Oasis is ultra-fastidious about its bean selection. The owner scours the planet for the finest specialty coffee bean, sourcing from both Taiwan and abroad, doing its own roasting for many in-house. But something that sets it apart from even the best of other island café roasters is its carrying of a wide range of beans from other roast masters. The Oasis owner has superb relations with other Taiwan café roasters, and stocks roasts from such renowned elite local operators as Rufous Coffee, The Normal, and Group 19.
Another unique Oasis initiative is its close relations with Taiwan coffee growers. For example, it is now working with farmers in Hualien County in a campaign replacing eco-harmful betel-nut trees with coffee plants, which better preserve the soil. Most of the farmers involved are indigenous.
Oasis Coffee Roasters
Add: No. 7-3, Ln. 199, Sec. 4, Xinyi Rd., Da’an Dist, Taipei City
(台北市大安區信義路四段199巷7-3號)
Tel: (02) 2755-6769
Chain Operations
Though the fresh-brew coffee business is flourishing in Taiwan, and upscale boutique joints have a loyal following looking to please their palates ever more and are willing to pay more sophisticated prices for the experience, it appears that the coffee-trend dividends are increasingly weighted toward brands selling affordable cups of java – of good quality, however.
The winners in the increasingly competitive coffee-market competition of late are the four major convenience-store chains: 7-Eleven, FamilyMart, Hi-Life, and OKmart.
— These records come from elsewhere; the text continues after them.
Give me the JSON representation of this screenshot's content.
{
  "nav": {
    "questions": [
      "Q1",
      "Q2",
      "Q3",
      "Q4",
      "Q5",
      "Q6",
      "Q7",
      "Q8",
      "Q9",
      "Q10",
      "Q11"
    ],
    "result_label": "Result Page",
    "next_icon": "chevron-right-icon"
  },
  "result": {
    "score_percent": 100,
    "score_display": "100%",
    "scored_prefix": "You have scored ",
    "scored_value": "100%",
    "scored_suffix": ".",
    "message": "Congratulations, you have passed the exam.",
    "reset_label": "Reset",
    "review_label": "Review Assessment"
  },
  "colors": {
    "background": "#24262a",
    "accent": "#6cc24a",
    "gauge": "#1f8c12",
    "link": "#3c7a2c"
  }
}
These operators have been expanding the size of many outlets to create more pleasant sit-down areas while maintaining their significantly lower product prices, enticing people to spend time on the premises rather than encourage quick-thru traffic, in the traditional manner for such chains. Fresh-cup sales for the four major chains now total a whopping 900-plus million cups annually. You won’t get an award-winning cappuccino or latte at one of 7-Eleven’s bright and airy City Café operations or FamilyMart’s Let’s Café gathering spots, but the description “That’s high quality for my low outlay!” applies.
This has put tremendous pressure on the pricier café chains, notably familiar older operators such as Starbucks and Mr. Brown, which have been closing outlets. Younger homegrown chains have also been muscling in on the older players’ turf. Perhaps most notable among these are Cama, Louisa, and 85°C. Local brand Louisa scored a major triumph against goliath Starbucks back in 2019 when Tsutaya Bookstore, the upscale Japanese chain, dumped their longtime partner from the U.S. in favor of Louisa for its flagship Taipei CITYLINK operation. Tsutaya makes in-store café reading a central draw at all its locations.